In this moment, like so many people, I was falling in love with everything Brené Brown has ever said. 

Brown says “Shame hates it when we reach out and tell our story. It hates having words wrapped around it - it can't survive being shared. Shame loves secrecy.” I wanted to synthesize all her TED Talks and apply it to my nascent campaign. 

I wanted to live a life after shame. I knew I had to release the naked photos on my own. 

I wrote an essay called “What To Do When You Find Naked Photos of Yourself On The Internet”

It went viral. I took it on the road. I did interviews. And I used this new lens as a way to look at everything from shame-click-culture to how public shaming is dramatically hastened by the internet. 

I set out to find that first “class” of candidates to run and release their nudes on their own. It took me to Harvard, a little press tour on podcasts and I got to interview people I admired in the internet privacy and policy space and get to know leaders smashing taboos like Erin Gibson with her book Feminasty

I was having a gleeful experience, unafraid to share my story of leaking my own nudes. 

But during this kind of victory lap celebrating my own #PostShame moment a consistent response to my story was: when a woman’s nudes are leaked she almost immediately receives threats of sexual violence on Twitter. 

Blindspot #1 was revealed. 

I committed to growing #PostShame as a tool - a continuously growing  conversation - about the double standards of how men and women are treated online. 

I turned to women as trusted advisors. I became laser focused on gender as the great shaming mechanism. I followed Katie Hill’s experience with revenge porn. I learned as much as I could about the coming wave of deep fakes and who they will be used against first. I investigated activists living out and proud despite the cacophony of online hate thrown their way.

I thought I was about to be knighted as an honorary Spice Girl. 

However, during the summer of 2020 I was about to be shown Blindspot #2. 

Danielle showed me that this big thing I’d been working on, talking about, thinking about, regaling dinner parties with, was actually founded in my race and my privilege. 

Hearing she felt she couldn’t do what I was doing made me feel terrible. I worried that Danielle would feel our difference and want to friend-break up with me because I’m a white dude and I was doing a white dude thing. 

I was operating from a place of racialized ignorance: I was considering the ways people get shamed on the internet but I had had a blindspot around race.
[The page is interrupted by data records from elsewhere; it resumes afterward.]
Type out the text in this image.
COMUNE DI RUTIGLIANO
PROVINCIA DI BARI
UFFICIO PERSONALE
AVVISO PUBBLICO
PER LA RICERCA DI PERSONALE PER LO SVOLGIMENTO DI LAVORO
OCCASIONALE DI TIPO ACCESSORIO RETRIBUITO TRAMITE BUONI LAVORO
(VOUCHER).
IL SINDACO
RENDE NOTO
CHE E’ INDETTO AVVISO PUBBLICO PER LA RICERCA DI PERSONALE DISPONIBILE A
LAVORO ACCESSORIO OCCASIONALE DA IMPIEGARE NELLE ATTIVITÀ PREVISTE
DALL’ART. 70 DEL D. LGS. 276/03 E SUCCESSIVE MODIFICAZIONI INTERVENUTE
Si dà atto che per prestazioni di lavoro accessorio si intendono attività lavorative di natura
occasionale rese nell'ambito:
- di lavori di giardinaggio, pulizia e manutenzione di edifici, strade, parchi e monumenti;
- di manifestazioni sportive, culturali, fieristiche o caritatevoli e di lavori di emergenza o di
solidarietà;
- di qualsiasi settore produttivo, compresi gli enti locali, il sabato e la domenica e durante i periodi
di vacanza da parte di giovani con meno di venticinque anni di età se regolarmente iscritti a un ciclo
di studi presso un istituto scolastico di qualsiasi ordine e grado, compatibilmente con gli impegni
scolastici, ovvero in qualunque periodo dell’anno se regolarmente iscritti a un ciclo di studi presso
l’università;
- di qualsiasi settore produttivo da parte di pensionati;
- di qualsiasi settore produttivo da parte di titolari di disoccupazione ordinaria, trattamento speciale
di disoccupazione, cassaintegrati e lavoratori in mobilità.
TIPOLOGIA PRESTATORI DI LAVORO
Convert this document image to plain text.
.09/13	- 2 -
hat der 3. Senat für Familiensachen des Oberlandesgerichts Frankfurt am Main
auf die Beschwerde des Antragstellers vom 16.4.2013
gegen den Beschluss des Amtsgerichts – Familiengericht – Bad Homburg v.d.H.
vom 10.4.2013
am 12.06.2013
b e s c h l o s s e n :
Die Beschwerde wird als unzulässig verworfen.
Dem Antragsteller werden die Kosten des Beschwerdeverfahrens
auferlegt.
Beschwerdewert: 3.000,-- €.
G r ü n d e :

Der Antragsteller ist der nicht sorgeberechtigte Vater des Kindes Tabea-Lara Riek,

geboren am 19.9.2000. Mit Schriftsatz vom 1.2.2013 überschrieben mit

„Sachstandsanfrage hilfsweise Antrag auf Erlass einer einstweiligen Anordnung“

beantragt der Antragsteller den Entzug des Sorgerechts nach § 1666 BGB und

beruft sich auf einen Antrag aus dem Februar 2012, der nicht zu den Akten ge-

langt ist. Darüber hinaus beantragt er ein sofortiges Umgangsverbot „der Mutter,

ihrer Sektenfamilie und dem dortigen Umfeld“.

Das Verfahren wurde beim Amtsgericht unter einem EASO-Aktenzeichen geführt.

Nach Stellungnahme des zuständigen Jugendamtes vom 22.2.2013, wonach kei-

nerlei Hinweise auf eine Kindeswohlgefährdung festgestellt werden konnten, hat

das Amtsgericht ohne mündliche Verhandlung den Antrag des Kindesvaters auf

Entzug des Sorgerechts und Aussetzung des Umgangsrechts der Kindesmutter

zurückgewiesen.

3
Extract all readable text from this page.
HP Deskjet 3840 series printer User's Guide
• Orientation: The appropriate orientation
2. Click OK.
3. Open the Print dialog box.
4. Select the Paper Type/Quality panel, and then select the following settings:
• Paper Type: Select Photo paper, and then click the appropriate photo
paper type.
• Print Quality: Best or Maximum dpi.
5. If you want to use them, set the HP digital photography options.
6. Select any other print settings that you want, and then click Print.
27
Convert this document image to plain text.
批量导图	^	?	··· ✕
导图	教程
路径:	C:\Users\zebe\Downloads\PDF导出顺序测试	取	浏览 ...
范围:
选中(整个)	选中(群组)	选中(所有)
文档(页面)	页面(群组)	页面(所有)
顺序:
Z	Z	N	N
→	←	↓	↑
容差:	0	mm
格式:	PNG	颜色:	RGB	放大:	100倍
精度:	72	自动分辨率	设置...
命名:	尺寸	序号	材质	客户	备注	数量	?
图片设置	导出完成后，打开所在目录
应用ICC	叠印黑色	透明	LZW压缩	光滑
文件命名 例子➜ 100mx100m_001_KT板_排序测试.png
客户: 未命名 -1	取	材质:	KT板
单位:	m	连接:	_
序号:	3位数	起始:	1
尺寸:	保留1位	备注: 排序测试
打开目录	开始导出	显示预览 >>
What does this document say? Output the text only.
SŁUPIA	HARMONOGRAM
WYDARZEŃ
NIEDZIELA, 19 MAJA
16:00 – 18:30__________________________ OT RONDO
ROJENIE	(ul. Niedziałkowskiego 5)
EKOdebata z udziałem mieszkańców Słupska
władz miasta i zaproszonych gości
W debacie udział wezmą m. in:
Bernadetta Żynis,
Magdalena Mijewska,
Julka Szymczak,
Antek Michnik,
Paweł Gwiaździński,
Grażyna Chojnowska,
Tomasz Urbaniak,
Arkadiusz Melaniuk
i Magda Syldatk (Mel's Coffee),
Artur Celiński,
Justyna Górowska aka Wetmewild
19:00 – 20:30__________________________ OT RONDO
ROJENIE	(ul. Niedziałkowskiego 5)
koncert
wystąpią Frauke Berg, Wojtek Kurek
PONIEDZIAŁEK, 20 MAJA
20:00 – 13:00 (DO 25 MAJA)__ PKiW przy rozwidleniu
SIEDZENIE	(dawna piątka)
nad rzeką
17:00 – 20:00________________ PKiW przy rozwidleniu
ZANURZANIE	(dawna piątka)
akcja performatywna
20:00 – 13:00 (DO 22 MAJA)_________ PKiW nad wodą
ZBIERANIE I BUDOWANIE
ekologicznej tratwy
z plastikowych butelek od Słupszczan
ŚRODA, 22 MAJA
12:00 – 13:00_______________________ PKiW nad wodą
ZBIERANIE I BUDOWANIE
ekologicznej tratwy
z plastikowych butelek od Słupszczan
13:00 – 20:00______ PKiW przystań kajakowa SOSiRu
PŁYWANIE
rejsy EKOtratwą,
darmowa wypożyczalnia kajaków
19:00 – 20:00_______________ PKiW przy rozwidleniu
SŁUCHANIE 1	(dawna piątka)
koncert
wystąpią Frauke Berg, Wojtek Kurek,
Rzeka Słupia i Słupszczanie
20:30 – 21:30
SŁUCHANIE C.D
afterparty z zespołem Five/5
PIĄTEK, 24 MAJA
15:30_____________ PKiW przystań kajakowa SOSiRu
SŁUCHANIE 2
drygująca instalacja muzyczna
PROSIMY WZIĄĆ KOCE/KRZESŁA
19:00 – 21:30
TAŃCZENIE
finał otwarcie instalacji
I was ignorant to the fact that shame is always gendered and racialized. I had so much more learning to do. Here I am, calling myself an activist and an ally to women and inadvertently leaving a whole group out. 

While building and being so very #PostShame I ended up feeling shame.

Turns out releasing my nudes was easy. The recognition that I had created something exclusive that was supposed to be inclusive had me shocked at myself. 

Following my own steps of living #PostShame and I went to my trusted advisors. I shared my experience of having my blind spot revealed to me by Danielle. I listened to them, and I wrestled with what I was putting out there, and how it was affecting others. 

Call it critical thinking, call it growing, call it learning how to be a better friend - I arrived at a new understanding. 

That new understanding gave me the courage to share my story, in hopes it helps spark another white person’s learning. 

This process made me want to renew my mission. If #PostShame v1 was all about reckoning with our shame and leadership beyond it, #PostShame v2 is about the questions of who is shamed and for what, and about our experiences of figuring that out. 

I apologize to those to whom I was committing casual racism when I got all high and mighty about my project, not fully understanding that shame is always gendered and radicalized. I feel guilty for having inadvertently flaunted my privilege. I’m willing to stay in the conversation and confront the ways I’m complicit.

I count myself lucky to have had a friend as patient as Danielle who was brave enough to tell me what she really felt, based on her lived experience. I hope people witness our story and start having tough conversations about what’s going on in their lives. One “calling in” at a time.